AUTHOR=Barbosa-Cortes Lourdes , Atilano-Miguel Salvador , Martin-Trejo Jorge Alfonso , Jiménez-Aguayo Emmanuel , Martínez-Becerril Fabian Ismael , López-Alarcón Mardia , Mejía Aranguré Juan Manuel , Maldonado-Hernández Jorge , Delgadillo-Portillo Suyly , Guzmán-Castro Brenda , Delgadillo-Portillo Jazmín , Añoveros-Barrera Ana , Solis-Labastida Karina Anastacia , Bautista-Martinez Benito Alejandro , Juárez-Moya Azalia , Hernández-Piñón Zaira , Espinoza Hernández Laura Eugenia , Núñez-Villegas Nora N. , Jiménez-Hernández Elva , Pérez-Casillas Ruy X. TITLE=Effect of long-chain omega-3 polyunsaturated fatty acids on cardiometabolic factors in children with acute lymphoblastic leukemia undergoing treatment: a secondary analysis of a randomized controlled trial JOURNAL=Frontiers in Endocrinology VOLUME=14 YEAR=2023 URL=https://www.frontiersin.org/journals/endocrinology/articles/10.3389/fendo.2023.1120364 DOI=10.3389/fendo.2023.1120364 ISSN=1664-2392 ABSTRACT=Introduction

Increased triglycerides (TGs) are a major risk factor for cardiovascular disease. Furthermore, hypertriglyceridemia is commonly associated with a reduction of high-density lipoprotein cholesterol (HDL-C) and an increase in atherogenic small-dense low-density lipoprotein (LDL-C) levels. Studies provide support that polyunsaturated omega-3 fatty acids (ω3-LCPUFAs) are cardioprotective and have antithrombotic and anti-inflammatory effects. The potential effects of ω3-LCPUFAs on cardiometabolic factors and anti-inflammatory actions in children with acute lymphoblastic leukemia (ALL) are limited. This is a secondary analysis of a previous clinical trial registered at clinical trials.gov (# NCT01051154) that was conducted to analyze the effect of ω3-LCPUFAs in pediatric patients with ALL who were receiving treatment.

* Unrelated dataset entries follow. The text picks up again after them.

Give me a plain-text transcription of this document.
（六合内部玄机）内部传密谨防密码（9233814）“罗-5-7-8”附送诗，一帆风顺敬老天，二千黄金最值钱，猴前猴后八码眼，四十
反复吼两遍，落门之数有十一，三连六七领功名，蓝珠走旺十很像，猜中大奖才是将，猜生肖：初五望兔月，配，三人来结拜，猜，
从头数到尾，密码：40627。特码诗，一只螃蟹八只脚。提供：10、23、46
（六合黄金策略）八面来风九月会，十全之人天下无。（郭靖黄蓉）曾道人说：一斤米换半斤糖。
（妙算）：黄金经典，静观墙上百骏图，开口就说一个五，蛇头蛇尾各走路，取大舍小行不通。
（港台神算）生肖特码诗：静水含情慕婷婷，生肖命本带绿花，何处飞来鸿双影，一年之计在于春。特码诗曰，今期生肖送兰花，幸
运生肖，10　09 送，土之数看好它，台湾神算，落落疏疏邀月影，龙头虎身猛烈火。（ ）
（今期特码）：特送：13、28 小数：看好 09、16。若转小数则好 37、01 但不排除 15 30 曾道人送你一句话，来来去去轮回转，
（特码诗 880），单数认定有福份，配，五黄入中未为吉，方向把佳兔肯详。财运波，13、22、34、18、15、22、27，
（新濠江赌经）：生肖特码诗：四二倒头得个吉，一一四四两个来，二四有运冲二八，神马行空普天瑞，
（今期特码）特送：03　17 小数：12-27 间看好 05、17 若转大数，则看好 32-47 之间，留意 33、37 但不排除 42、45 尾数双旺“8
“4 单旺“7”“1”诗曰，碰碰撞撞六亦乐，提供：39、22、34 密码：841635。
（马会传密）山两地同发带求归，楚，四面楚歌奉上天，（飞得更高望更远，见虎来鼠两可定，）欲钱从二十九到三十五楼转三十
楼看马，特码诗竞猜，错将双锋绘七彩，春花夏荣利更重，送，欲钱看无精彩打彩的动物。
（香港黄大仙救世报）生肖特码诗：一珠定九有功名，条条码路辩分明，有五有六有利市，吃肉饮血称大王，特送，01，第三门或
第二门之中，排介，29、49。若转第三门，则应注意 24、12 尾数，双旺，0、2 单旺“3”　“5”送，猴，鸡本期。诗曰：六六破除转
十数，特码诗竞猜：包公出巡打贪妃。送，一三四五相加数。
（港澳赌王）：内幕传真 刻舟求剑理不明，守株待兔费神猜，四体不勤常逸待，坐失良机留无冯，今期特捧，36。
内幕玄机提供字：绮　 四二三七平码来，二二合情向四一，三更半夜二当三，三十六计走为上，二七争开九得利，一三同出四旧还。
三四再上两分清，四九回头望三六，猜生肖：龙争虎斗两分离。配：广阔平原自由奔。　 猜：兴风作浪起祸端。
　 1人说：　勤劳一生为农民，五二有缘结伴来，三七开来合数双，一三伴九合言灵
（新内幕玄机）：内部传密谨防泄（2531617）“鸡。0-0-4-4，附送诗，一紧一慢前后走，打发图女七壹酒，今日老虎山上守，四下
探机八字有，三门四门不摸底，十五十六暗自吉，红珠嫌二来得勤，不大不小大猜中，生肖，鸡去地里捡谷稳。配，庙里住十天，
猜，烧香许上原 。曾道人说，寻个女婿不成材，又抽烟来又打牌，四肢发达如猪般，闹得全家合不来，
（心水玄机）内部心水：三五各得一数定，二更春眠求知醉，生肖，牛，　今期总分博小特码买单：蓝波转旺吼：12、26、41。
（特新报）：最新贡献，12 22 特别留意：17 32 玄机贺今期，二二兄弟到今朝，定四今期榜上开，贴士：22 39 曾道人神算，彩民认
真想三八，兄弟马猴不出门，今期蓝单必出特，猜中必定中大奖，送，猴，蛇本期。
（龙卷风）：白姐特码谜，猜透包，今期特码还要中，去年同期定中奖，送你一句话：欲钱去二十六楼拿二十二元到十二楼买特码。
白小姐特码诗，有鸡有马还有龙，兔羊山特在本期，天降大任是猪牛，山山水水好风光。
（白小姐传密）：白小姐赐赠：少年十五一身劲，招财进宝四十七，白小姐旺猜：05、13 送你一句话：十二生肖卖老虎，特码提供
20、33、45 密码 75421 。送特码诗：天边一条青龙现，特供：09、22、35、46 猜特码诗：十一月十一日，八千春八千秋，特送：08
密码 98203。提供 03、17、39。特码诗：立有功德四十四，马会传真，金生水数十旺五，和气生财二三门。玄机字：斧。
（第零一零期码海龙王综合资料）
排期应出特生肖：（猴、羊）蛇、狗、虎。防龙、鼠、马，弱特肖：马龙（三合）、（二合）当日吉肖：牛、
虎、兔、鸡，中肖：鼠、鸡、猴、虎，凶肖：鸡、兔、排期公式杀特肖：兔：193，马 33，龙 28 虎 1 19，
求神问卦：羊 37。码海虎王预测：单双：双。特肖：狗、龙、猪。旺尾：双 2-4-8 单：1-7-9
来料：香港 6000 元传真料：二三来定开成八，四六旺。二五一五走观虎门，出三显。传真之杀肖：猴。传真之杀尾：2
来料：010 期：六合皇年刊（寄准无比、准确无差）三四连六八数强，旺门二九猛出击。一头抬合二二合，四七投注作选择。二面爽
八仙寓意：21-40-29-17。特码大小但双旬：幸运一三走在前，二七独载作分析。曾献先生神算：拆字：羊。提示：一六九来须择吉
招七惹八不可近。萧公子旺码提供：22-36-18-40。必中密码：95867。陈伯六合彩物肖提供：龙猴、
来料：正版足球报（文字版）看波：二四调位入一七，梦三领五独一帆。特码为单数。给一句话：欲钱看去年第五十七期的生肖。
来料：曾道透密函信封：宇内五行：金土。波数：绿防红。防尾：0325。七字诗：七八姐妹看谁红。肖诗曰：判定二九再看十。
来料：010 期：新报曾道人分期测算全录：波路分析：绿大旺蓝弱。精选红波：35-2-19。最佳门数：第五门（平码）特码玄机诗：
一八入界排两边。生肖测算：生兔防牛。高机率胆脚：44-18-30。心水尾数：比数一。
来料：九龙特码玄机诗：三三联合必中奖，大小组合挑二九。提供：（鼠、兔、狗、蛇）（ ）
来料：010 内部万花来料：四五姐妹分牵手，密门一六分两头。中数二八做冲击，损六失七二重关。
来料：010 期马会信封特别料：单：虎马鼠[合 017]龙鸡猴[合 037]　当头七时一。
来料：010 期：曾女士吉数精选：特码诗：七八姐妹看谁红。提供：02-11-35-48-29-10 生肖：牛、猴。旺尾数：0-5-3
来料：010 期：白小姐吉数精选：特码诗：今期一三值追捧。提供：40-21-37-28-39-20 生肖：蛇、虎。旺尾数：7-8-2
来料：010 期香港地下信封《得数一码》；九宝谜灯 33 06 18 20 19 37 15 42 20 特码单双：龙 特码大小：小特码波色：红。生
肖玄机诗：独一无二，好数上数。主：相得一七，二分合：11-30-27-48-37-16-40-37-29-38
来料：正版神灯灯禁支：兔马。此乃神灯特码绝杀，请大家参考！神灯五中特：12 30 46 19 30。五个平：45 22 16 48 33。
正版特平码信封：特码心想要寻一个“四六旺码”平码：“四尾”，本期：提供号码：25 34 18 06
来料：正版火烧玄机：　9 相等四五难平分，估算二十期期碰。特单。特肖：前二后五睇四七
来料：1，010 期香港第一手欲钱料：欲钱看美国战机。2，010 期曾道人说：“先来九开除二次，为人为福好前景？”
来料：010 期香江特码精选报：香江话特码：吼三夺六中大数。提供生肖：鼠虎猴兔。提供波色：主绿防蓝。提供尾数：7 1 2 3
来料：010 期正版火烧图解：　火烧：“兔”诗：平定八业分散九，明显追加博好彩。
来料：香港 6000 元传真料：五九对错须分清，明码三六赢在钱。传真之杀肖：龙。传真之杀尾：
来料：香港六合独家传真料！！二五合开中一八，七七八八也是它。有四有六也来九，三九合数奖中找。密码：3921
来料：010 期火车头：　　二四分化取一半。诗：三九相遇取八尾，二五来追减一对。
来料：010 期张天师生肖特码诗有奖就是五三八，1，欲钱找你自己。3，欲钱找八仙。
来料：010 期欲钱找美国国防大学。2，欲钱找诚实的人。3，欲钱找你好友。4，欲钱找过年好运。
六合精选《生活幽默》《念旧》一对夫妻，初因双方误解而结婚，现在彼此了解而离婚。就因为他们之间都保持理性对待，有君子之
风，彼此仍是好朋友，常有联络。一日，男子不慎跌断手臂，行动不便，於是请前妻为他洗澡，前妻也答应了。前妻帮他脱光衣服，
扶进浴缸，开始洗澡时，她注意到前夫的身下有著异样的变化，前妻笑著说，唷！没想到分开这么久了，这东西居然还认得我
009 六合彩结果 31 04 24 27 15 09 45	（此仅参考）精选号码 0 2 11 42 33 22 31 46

Objective: To examine the effect of supplementation with ω3-LCPUFAs on cardiometabolic factors in children with ALL undergoing treatment.

Methods

Thirty-four children (placebo group: 20 patients; ω3-LCPUFAs group: 14 patients) aged 6.7 ± 2.7 years who were newly diagnosed with ALL were evaluated. Children were randomized to receive either ω3-LCPUFAs or placebo capsules (sunflower oil). ω3-LCPUFAs were administered in the form of 500-mg soft capsules. The ω3-LCPUFA capsules contained 225 mg of DHA, 45 mg of EPA, and 20 mg of another ω3-LCPUFAs. The omega-3 dose was administered at a rate of 0.100 g/kg of body weight/day for three months. Main outcomes: Fasting cholesterol, HDL-C, very-low-density lipoprotein (VLDL-C), TGs, atherogenic index of plasma (AIP), android/gynoid ratio (A/GR), IL-6, TNF-α, and percentage of fat mass (DXA) were measured in all patients. Fatty acid analyses in red blood cells were performed with gas chromatography.

Results

We found significantly lower levels of TGs (p=0.043), VLDL-C (p=0.039), IL-6 (p=0.025), and AIP (p=0.042) in the ω3-LCPUFAs group than in the placebo group at three months. In contrast, the total cholesterol concentration was higher at 3 months in the ω3-LCPUFAs group than in the placebo group (155 mg/dl vs. 129 mg/dl, p=0.009). The number of children with hypertriglyceridemia (85% vs. 50%; p=0.054) tended to be lower between the time of diagnosis and after 3 months of supplementation with ω3-LCPUFAs.

Conclusion

These findings support the use of ω3-LCPUFAs to reduce some adverse cardiometabolic and inflammatory risk factors in children with ALL.

Clinical trial registration

ClinicalTrials.gov, identifier NCT01051154.